Una cuestión

Ese virus tan extraño

MANUEL CASTILLO

Es una especie de virus que ha caído sobre el fútbol español y que ha afectado al Málaga más que a ningún otro equipo, al menos por lo que nos toca. A ese virus últimamente se le viene llamando actitud pero lo cierto es que siempre se le ha llamado garra, furia, temperamento o, en definitiva, amor propio. El Málaga que vimos el domingo mantuvo la actitud que se le ha visto en otros partidos pero que se le venía abajo a causa de erróneas decisiones arbitrales o a la mala suerte de un gol en los últimos minutos. Frente al Celta, además de una actitud más intensa, casi desesperada, el Málaga contó con unas gotas de fortuna (la que tanto le venía faltando) que hizo posible un triunfo más que meritorio en el que tuvo mucho que ver la bien llamada actitud de una masa seguidora que en ningún instante se dio por vencida. Sacar provecho de esta mejoría es el objetivo a cubrir ahora: un nuevo triunfo en la próxima jornada, en Villarreal, sacaría al equipo del lío en el que anda metido. Y si no, en la siguiente. Así de fácil.

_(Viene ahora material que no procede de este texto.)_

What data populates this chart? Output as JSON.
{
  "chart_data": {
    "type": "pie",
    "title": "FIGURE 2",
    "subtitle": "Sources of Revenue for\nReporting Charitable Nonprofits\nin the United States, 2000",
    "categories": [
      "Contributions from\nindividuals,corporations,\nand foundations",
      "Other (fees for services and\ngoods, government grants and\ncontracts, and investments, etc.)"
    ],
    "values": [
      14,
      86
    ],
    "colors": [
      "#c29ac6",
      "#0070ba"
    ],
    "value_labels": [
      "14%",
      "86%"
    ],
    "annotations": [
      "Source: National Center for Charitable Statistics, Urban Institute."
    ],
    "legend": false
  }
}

Ese mismo virus es el que tiene malherido al Real Madrid, al Sevilla y al Atlético, a los que se les resiste el gol y, lo que es peor, el buen fútbol que les era habitual. Y si el Barcelona no es otro de los afectados será porque Messi debe de haber venido vacunado de Argentina ya que el fútbol del equipo azulgrana es tan ramplón como los ya antedichos. De este mal casi generalizado se están aprovechando los recién llegados de Segunda (Girona, Getafe y Leganés) que andan por unas alturas en la clasificación como nunca debieron soñar. Levantemos el espíritu porque, salvando las distancias, el intento independista es ya triste historia y, por otro lado, el Málaga ve la luz al final del túnel. Eso sí, sin venirse abajo ni un ápice.